No. 17 – South Carolina Gamecocks
- Position: Wide receiver
- Class: Freshman

Personal information
- Born: March 20, 2007 (age 19)
- Listed height: 5 ft 11 in (1.80 m)
- Listed weight: 175 lb (79 kg)

Career information
- High school: South Florence (Florence, South Carolina)
- College: South Carolina (2025–present);
- Stats at ESPN

= Jayden Sellers =

American football player (born 2007)

Jayden Sellers (born March 20, 2007) is an American football wide receiver for the South Carolina Gamecocks.

==Early life==
Sellers attended South Florence High School located in Florence, South Carolina. During his senior season, he recorded 59 catches for 1,016 yards and 14 touchdowns, while also adding 485 yards and 10 scores on the ground. Coming out of high school, Sellers was rated as a three star recruit, the 7th overall prospect in the State of South Carolina, and the 65th best receiver in the class of 2025, where he committed to play college football for the South Carolina Gamecocks, over offers from other schools such as Cincinnati, Syracuse, and Virginia Tech.

==College career==
Heading into his true freshman season in 2025, he competed for playing time.
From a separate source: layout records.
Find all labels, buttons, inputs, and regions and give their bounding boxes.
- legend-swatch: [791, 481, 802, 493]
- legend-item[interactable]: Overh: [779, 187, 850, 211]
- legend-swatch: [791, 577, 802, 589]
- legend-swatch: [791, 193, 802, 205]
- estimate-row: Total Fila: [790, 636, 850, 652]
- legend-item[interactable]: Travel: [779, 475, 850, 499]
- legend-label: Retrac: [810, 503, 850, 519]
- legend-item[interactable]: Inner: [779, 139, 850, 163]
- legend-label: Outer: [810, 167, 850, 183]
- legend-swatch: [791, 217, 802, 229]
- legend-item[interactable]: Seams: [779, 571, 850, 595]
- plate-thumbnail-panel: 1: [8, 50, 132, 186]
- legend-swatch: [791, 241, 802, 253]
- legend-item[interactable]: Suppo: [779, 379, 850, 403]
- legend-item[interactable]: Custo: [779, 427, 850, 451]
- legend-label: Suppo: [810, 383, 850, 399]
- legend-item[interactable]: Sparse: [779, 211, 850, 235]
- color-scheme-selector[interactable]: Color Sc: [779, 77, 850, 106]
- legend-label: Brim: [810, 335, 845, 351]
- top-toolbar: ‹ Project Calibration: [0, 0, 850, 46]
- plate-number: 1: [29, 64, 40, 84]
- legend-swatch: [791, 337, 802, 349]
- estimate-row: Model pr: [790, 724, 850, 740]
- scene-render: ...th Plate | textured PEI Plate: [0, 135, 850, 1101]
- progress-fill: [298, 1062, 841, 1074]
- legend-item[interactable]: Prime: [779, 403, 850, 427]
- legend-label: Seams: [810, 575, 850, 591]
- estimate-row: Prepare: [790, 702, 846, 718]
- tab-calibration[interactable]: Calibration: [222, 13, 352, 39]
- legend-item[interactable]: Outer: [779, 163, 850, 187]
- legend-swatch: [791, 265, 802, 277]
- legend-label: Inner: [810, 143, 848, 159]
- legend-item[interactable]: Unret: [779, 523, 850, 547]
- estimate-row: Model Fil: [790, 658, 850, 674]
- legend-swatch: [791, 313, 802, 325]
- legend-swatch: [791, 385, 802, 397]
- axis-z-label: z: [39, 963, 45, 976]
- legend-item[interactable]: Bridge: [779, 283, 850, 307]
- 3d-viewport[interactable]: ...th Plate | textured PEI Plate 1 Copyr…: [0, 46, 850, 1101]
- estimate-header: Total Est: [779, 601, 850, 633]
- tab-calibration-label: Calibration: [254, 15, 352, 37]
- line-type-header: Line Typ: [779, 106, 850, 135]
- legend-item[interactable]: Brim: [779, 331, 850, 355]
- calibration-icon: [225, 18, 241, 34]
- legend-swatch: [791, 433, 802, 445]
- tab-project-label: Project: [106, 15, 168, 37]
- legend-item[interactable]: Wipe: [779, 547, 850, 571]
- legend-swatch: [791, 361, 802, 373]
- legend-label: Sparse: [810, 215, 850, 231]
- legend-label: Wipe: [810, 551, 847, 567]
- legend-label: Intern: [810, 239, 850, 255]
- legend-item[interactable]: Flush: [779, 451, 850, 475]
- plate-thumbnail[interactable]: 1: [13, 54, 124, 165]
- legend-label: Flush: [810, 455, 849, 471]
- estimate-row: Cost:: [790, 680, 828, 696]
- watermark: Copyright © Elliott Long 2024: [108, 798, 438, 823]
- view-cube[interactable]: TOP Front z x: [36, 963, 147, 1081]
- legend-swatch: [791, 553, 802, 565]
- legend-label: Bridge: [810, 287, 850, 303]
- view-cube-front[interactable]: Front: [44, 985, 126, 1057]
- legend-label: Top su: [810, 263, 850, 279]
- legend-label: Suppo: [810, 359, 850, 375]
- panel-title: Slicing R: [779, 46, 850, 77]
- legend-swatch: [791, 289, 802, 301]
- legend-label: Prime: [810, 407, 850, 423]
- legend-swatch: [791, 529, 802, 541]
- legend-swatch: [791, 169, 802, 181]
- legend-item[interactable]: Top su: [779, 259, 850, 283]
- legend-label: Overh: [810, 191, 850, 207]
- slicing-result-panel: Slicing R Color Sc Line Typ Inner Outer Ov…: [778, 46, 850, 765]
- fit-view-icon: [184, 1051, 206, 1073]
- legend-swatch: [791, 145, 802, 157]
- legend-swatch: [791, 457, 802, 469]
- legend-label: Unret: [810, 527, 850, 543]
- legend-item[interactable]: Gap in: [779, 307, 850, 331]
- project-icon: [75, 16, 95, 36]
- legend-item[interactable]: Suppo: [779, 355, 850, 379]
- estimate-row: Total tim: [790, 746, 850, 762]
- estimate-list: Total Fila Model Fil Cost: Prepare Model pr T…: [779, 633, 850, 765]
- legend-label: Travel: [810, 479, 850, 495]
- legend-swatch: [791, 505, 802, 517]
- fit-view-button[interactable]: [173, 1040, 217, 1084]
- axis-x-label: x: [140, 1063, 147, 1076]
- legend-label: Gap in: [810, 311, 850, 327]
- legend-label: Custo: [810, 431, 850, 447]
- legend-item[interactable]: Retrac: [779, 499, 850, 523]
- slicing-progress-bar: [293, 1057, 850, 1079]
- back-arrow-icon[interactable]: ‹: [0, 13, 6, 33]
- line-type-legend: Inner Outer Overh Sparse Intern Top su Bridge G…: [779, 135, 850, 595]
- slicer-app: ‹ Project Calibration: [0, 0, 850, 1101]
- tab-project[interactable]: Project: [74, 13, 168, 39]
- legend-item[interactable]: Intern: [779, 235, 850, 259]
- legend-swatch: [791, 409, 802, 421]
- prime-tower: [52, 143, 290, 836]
In week eight of the 2025 season, Sellers totaled six receptions for 57 yards in a loss against Oklahoma. In week nine, he got his first career start where he recorded three receptions for 38 yards in a loss versus Alabama. In week twelve, Sellers hauled in four passes for 48 yards, while also adding 21 yards on four carries in a 31-30 loss to Texas A&M.

==Personal life==
Sellers is the brother of current Gamecock quarterback LaNorris Sellers.